Best approach for a persistent retry mechanism

Sam_Kruglov · September 8, 2019, 8:56am

So, there is a saga event handler, which fires a bunch of commands asynchronously. So, when it fires all commands, it thinks that this event has been handled and that’s it. Not I can only rely on my command handlers to actually finish the job. Each of these command handlers will call a third-party API, which can be down. I have a RetryScheduler configured, so each command is retried properly, but if I kill my server, on startup, it does not continue any retries and that event handler looks successful, while some commands are not executed.

So, I was thinking of removing that RetryScheduler and publish a TransientExceptionEvent inside the command handler, so that I can have an event handler for a retry. I know that when I restart my server it will continue to handle event where it left off, but I just feel like I am reinventing the wheel. Is there a proper way of doing retries, so that it is crash-proof?

Sam_Kruglov · September 8, 2019, 9:02am

I don’t fully understand the use case when you want to retry something but you are okay with it not being reliable. If I want to retry, I want to be absolutely sure that it completes no matter what happens. Otherwise, my event chain will be stuck in an awkward spot.

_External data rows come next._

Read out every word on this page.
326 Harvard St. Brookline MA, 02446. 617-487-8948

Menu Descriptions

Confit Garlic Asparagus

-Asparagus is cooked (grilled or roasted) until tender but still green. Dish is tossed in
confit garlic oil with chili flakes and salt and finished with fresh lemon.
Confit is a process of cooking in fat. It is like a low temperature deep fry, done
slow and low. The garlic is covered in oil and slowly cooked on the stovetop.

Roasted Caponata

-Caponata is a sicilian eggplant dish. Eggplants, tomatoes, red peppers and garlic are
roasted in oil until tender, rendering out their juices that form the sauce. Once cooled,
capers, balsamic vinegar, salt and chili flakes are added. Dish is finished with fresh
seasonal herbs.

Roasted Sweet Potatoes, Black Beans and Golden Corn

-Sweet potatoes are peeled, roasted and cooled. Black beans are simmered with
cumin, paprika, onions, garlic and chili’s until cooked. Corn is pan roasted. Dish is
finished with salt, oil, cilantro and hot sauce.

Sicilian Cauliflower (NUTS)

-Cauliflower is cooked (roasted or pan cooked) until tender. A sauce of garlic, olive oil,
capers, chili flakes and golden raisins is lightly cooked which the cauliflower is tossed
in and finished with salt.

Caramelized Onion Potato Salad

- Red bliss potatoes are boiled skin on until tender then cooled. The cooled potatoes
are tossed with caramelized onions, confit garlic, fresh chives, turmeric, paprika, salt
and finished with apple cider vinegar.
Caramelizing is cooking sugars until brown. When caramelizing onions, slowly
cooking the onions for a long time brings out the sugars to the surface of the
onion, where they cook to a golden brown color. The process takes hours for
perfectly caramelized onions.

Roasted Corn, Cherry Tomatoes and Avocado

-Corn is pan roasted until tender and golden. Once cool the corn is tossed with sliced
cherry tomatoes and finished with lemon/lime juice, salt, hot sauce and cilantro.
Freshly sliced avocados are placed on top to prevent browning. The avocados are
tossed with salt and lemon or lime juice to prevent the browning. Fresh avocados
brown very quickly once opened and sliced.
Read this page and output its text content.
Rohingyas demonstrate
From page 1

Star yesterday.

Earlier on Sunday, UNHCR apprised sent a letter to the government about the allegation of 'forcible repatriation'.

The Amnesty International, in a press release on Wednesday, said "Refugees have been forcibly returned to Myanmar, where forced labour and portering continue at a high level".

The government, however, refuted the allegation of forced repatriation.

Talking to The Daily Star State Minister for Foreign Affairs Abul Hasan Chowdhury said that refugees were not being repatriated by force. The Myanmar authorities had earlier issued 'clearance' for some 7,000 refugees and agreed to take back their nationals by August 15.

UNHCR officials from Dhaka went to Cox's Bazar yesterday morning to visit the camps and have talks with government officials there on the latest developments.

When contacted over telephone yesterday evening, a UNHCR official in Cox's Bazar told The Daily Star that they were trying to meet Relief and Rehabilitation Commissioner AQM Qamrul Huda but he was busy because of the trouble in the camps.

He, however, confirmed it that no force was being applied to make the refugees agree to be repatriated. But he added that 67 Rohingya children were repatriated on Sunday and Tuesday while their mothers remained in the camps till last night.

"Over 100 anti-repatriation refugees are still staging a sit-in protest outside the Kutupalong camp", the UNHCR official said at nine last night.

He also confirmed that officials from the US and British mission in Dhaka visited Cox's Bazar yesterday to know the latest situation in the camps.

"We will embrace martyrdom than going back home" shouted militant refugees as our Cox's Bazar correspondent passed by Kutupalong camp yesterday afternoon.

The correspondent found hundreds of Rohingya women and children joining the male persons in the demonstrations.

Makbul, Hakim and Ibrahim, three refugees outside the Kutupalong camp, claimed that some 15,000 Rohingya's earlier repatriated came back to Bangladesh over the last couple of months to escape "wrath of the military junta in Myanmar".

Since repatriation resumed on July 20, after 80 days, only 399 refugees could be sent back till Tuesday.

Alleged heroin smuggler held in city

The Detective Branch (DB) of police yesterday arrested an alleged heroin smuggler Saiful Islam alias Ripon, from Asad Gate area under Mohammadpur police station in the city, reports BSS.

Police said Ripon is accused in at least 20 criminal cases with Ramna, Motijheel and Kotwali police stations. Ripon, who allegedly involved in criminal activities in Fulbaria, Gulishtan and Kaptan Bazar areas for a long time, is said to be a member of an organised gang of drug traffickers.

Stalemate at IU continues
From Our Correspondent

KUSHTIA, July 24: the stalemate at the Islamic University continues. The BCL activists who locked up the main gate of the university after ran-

stijnhaezebrouck · September 8, 2019, 11:05am

just my idea:

Your Saga, could, when processing the event (A), schedule a deadline event using the deadline manager (Axon feature).Then, your event handler could then send the command (B)
Meanwhile, you can wait in your saga on an event (B) resulting from the command (B) that it has sent.
When processing event (B) you could: unschedule the deadline event (using the deadline manager), then close the saga.

Axon can work with a Deadline Manager based on quartz, which is database persistent.

If you do not want to use quartz, there is an alternative:
Create a view based on event (A). One event (B), update your view to mark the work as done.
Use spring scheduler to every N seconds (or hours) queries the view, and (re)send all the commands B for the work that has not been done yet.

Sam_Kruglov · September 8, 2019, 1:17pm

Thanks, that’s interesting. So, you suggest to remove RetryScheduler and only use Deadline feature instead? Otherwise, not sure if I can prevent RetryScheduler AND Deadline event sending the same API request in parallel. Or I could set the deadline very far so that RetryScheduler would be exhausted by that time.

stijnhaezebrouck · September 8, 2019, 5:46pm

No indeed, I would use the DeadlineFeature and not the retry scheduler.

The fact that you need to keep on retrying until a certain condition is done, is a business transaction, managed by the saga.
You will need to get some confirmation from your external api that the api call was handled correctly (or something you can check). And your external api would need to be idempotent, because in the worst case, your saga did send command B, and your deadline manager fired the expiration event, causing your saga to send command B again. (Your saga needs to listen to the expiration event that itself registered before in the deadline manager).

Your saga will schedule the deadline, but also immediately send the required command.
If executing the api was successful, you should capture that with an event, to which your saga can listen, so that it can be closed.
But if this does not happen, the deadline manger will fire an Expired event, to which your saga must also be listening.
Then the saga will send the command again (and schedule a new expiration with the deadline manager)

Also bare in mind that the persistent implementation of Quartz is not very accurate. It makes no point to schedule a deadline in 5 seconds, because it might be fired after 5 minutes. Quartz (the jdbc implementation) is just no that accurate.
But if you schedule a deadline in 1 min. And then your application goes down for 5 min, and comes up again, the deadline manager will fire the event.

Sam_Kruglov · September 16, 2019, 7:02am

Thanks! So, I’ve decided to keep RetryScheduler only for transient errors of Axon and Database. For 3rd party systems I publish a TransientErrorEvent and do retry manually, while each retry is accompanied with a Quartz deadline (retry interval + 1min for 3rd party to respond). So, if my db is down, I retry in-memory, if my 3rd party system is down, I retry in-memory also but Quartz makes sure I keep doing that even if I go down and back up. Very satisfied with that solution, feels indestructible!